Premièrement, la question du Rif n'a plus sa place sous le règne de Mohammed VI. Depuis le discours d'Ajdir, qui a posé les bases de la réconciliation linguistique, culturelle et historique avec la région du Rif, les discours de division et les velléités séparatistes ont reculé. Les sensibilités ethniques n'ont plus d'impact, même dans les milieux universitaires.  

Deuxièmement, les visites répétées du roi Mohammed VI dans la région du Rif, notamment à Al Hoceïma et Nador, et les grands projets mis en œuvre dans ces villes (projet Marchica et Manarat Al Moutawassit), ont transformé la région, levé son isolement et doté ses habitants d'infrastructures et de services éducatifs, sanitaires et sportifs comparables à ceux des autres grandes villes marocaines.  
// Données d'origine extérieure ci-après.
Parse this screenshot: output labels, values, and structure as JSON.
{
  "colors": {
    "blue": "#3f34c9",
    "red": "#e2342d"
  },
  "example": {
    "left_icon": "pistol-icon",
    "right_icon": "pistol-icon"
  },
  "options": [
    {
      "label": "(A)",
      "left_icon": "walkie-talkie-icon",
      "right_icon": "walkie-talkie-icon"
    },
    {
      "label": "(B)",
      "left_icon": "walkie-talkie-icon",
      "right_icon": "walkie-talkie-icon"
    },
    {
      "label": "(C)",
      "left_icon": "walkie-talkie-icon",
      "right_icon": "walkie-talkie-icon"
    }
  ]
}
Troisièmement, le contexte géopolitique rend les plans algériens dans le Rif difficiles. Contrairement au Sahara, où l'Algérie partage des frontières et profite d’une neutralité mauritanienne ambigüe mauritanien, aucun des deux pays n'a de frontières avec le Rif permettant à l'Algérie d'intervenir directement. De plus, il n'existe aucun litige juridique ou politique entre la région du Rif et l'État central marocain.  
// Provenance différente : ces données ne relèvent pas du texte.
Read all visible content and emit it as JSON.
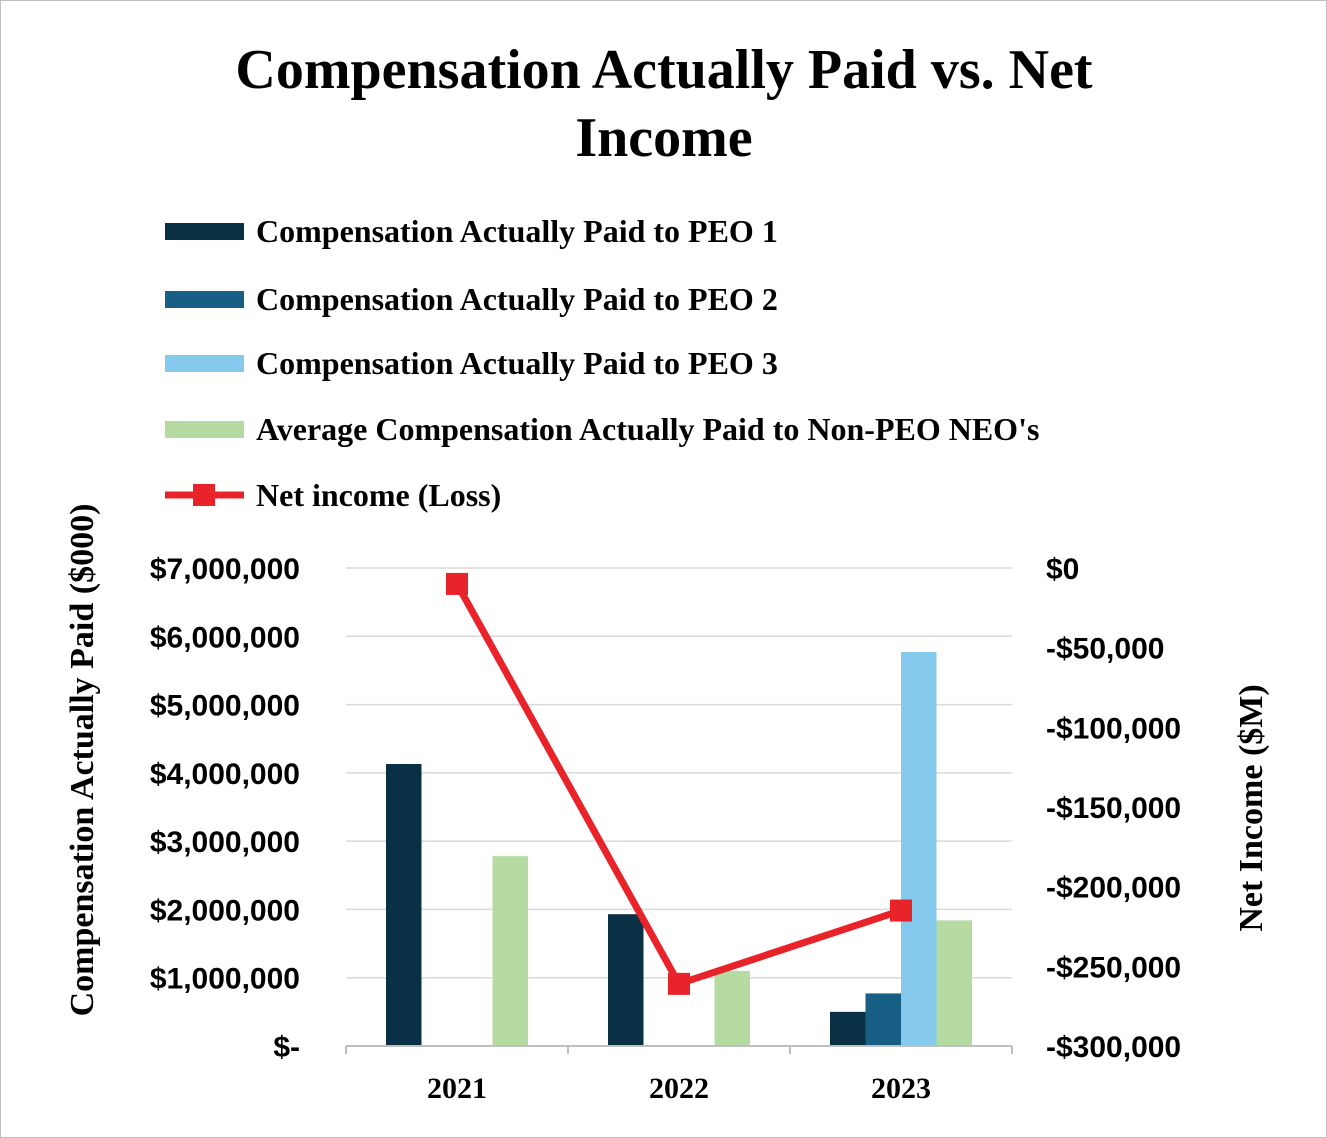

Quatrièmement, la carte du Rif ne bénéficie d'aucun soutien international. Avec le soutien croissant de l'Occident au Maroc et ses relations solides avec l'Espagne et la France, aucun pays, pas même les Pays-Bas ou la Suède, traditionnellement en faveur des ethnies locales, n'oserait soutenir une telle cause au détriment de leurs intérêts stratégiques avec le Maroc.

Une stratégie foireuse

Ces éléments poussent à croire que l'Algérie, en essayant de jouer la carte du Rif, n'exprime pas seulement son échec dans le dossier du Sahara, mais aussi sa crainte que le Maroc ne passe à une étape suivante : revendiquer ses droits légitimes sur le Sahara oriental. Ce dossier, sur lequel le Maroc détient des preuves juridiques et historiques solides, pourrait être renforcé par des documents sensibles détenus par la France, qui a historiquement accordé des droits à l'Algérie au Sahara oriental au détriment de la souveraineté marocaine.

L'Algérie redoute l'évolution des relations maroco-françaises et craint en particulier que Paris ne fournisse au Maroc des documents sensibles renforçant non seulement la souveraineté marocaine sur le Sahara, mais prouvant aussi ses droits sur le Sahara oriental.

En réalité, l'Algérie croit intelligent d’adopter une démarche préventive pour trouver un équilibre au moment où le Maroc clôturera le dossier du Sahara et se tournera vers la question du Sahara oriental. À cette étape, l'Algérie aimerait bien avoir la carte du Rif comme contrepoids.

C’est toutefois une vue de l’esprit tant il facile pour Rabat de neutraliser la stratégie foireuse d’Alger, le Maroc n’ayant qu’à poursuivre son développement dans la région du Rif ; accélérer la mise en œuvre de la reconnaissance officielle de l'amazigh ;  généraliser l'enseignement de l'amazigh à tous les niveaux ;  résoudre la question des détenus du Hirak du Rif et les intégrer dans leur environnement et renforcer le processus démocratique pour réduire l'impact des activistes ayant alimenté les tensions sociales dans la région.